Kibler, who graduated from the Los Angeles Film School last December, used the walk as the centerpiece for a documentary he is making about HIV and AIDS awareness and his personal struggle with his diagnosis and disability.

His initial plan was to create a short public service announcement about the virus, but Mark Bashian, who taught Kibler at the film school, had a different idea on how to spread awareness.

Bashian said he felt that Kibler’s story was so personal and touching that it could be a lot more powerful as an 87-minute documentary than a 10-minute commercial. He signed on to direct “Walk On” and became a self-proclaimed HIV statistics guru.

“If we end up helping one person to be more educated about HIV and AIDS, we’ll have done our job,” Bashian said.

Kibler’s mother refused to be interviewed for the documentary and doesn’t like to talk about her condition. However, Bashian flew her to California to see her son cross the finish line at the walk last year.

“She lived in Florida and she couldn’t come out to see even though she really wanted to, or at least that’s what she told me,” Kibler said. “She was there at the finish line and that was probably the best part of it — the fact that she could share that and could be there for it.”
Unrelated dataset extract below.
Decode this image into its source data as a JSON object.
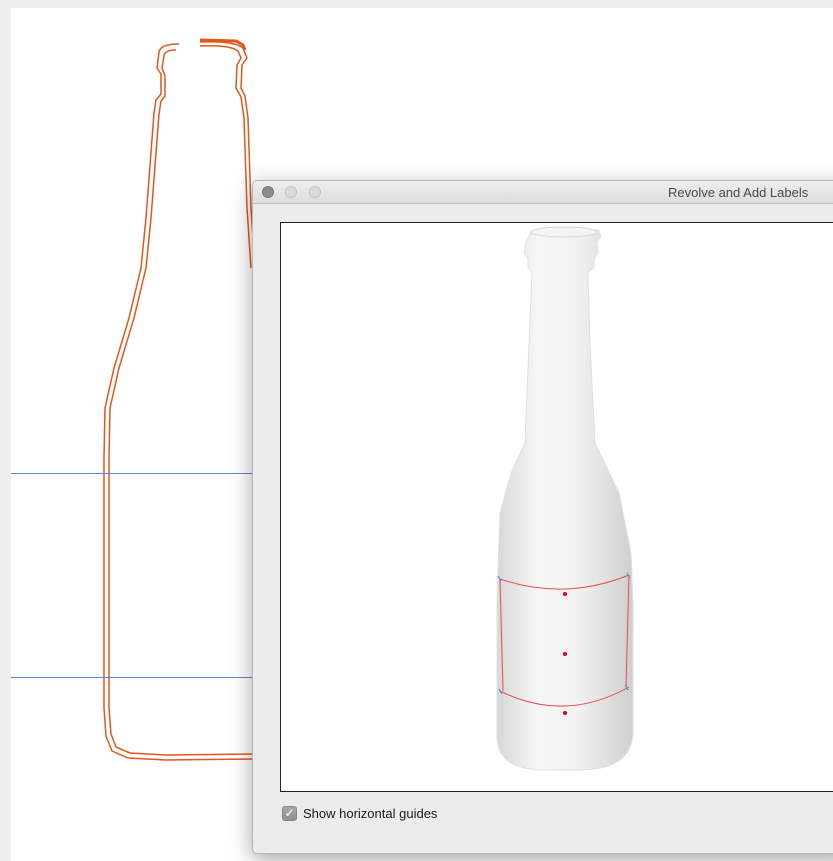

These days, Kibler takes eight pills a day to contain the virus and visits his doctor every three months. He gets up at 6 each morning to work on the documentary and spends his afternoons working on different casting and producing projects.

For the most part, he lives his day-to-day life as anyone else would, just with a few more falls.

“It’s a privilege to fall for me,” he said. “If I can fall and then get back up, that is something I couldn’t do 12 years ago. I would rather do that every single day than go back to being in a wheelchair.”